Notice how there is exactly as many transactions on SYS.USER$ as there are logins (770)? So, according to this, each login does "update" on SYS.USER$ and a COMMIT. In our "connection storm", we managed to perform 12 commits per second just by logging in 12 times per second. And those numbers can get even higher when users are logging in concurrently.
Unsupported Operation
Official documentation says regarding such operations: "Change was caused by operations not currently supported by LogMiner", so, we need to resort to redo dump next:
ALTER SYSTEM DUMP LOGFILE '/path/to/arch1_112_1223914063.dbf' SCN MIN 6365975 SCN MAX 6365975;
26ai
All 770 of redo records contain this change on SYS.USER$:
CHANGE #3 ... OP:11.5 ...
ncol: 30 nnew: 1 size: 0
col 18: [ 1] 80
Column 18, if I'm not mistaken is SPARE1 column of SYS.USER$ table. Value 0x80 is Oracle's internal representation of NUMBER 0. In DBA_USERS, this column is used with bitand() to check for many different flags.
But - of those 770 redo records, 122 of them, besides the described change, also contain an update of column 23, which is SPARE6 column of SYS.USER$, which is of datatype DATE and refers to DBA_USERS.LAST_LOGIN:
ncol: 30 nnew: 2 size: 0
col 18: [ 1] 80
col 23: [ 7] 78 7e 02 10 0b 35 0f
This tells us, that even though my test case was doing about 12 logins per second, the LAST_LOGIN column was updated two times per second.
19c
On 19.20.0, the situation is pretty similar for each login:
CHANGE #3 ... OP:11.19 ...
Array Update of 1 rows:
ncol: 28 nnew: 1 size: 0
col 23: [ 7] 78 7e 02 10 10 26 1e
So, instead of changing column 18, it either applies an empty change array or updates the last login date. Regardless, it still makes and commits a transaction for each login, just like 26ai does.
Older versions
I didn't test older versions, but it might be interesting to know that according DBA_USERS 12c documentation, the DBA_USERS.LAST_LOGIN column was introduced in version 12c.
_disable_last_successful_login_time
This is the undocumented parameter which greatly reduces redo generation on logins.

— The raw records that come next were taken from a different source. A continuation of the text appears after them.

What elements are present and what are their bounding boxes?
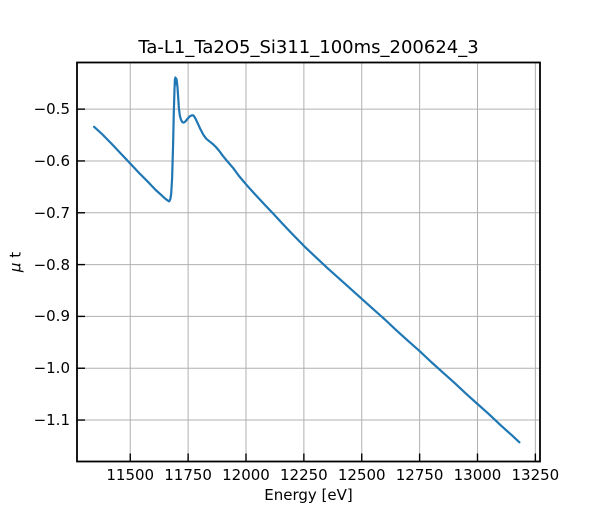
y-tick-label: −0.5 <box>33 100 70 119</box>
x-tick-label: 12250 <box>280 465 328 484</box>
x-tick-label: 11750 <box>164 465 212 484</box>
data-line <box>92 76 521 444</box>
y-tick-label: −0.8 <box>33 255 70 274</box>
chart-title: Ta-L1_Ta2O5_Si311_100ms_200624_3 <box>138 37 479 58</box>
x-tick-label: 12000 <box>222 465 270 484</box>
x-tick-label: 11500 <box>106 465 155 484</box>
y-tick-label: −0.9 <box>33 307 70 326</box>
y-tick-label: −1.1 <box>33 411 70 430</box>
x-axis-label: Energy [eV] <box>264 486 353 504</box>
x-tick-label: 13000 <box>453 465 502 484</box>
y-tick-label: −0.7 <box>33 203 70 222</box>
y-tick-label: −1.0 <box>33 359 70 378</box>
axes-spines <box>76 61 541 463</box>
x-tick-label: 12500 <box>337 465 386 484</box>
y-tick-label: −0.6 <box>33 151 70 170</box>
y-axis-label: μ t <box>6 251 25 273</box>
x-tick-label: 12750 <box>395 465 444 484</box>
x-tick-label: 13250 <box>511 465 560 484</box>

However, as it is with all undocumented parameters, you should only use them in accordance with Oracle Support guidance.
Here's the same test case with _disable_last_successful_login_time set:
select count(*) as update_count
from v$logmnr_contents
where seg_owner='SYS' and seg_name='USER$';
select count(*) as commit_count
from v$logmnr_contents
where operation='COMMIT';
UPDATE_COUNT
------------
0
COMMIT_COUNT
------------
9
So, truly no commit per login anymore. There are 9 commits, yes, but those were unrelated to logins. This not only disables last successful login time update, but also the update on SPARE1 - after enabling the parameter, no USER$ transaction per login was observed in LogMiner output.
Conclusion
In tested 19c/26ai environments with default settings, each regular user login resulted in a recursive transaction and commit. During a connection storm, these login-driven commits add to the LGWR workload alongside commits from actual application activity. So the hidden cost isn't just the login itself - it's the commit latency impact on every other session. This kind of issue is quite rare, but I find it valuable to know that, by default, there is a transaction after each regular user login.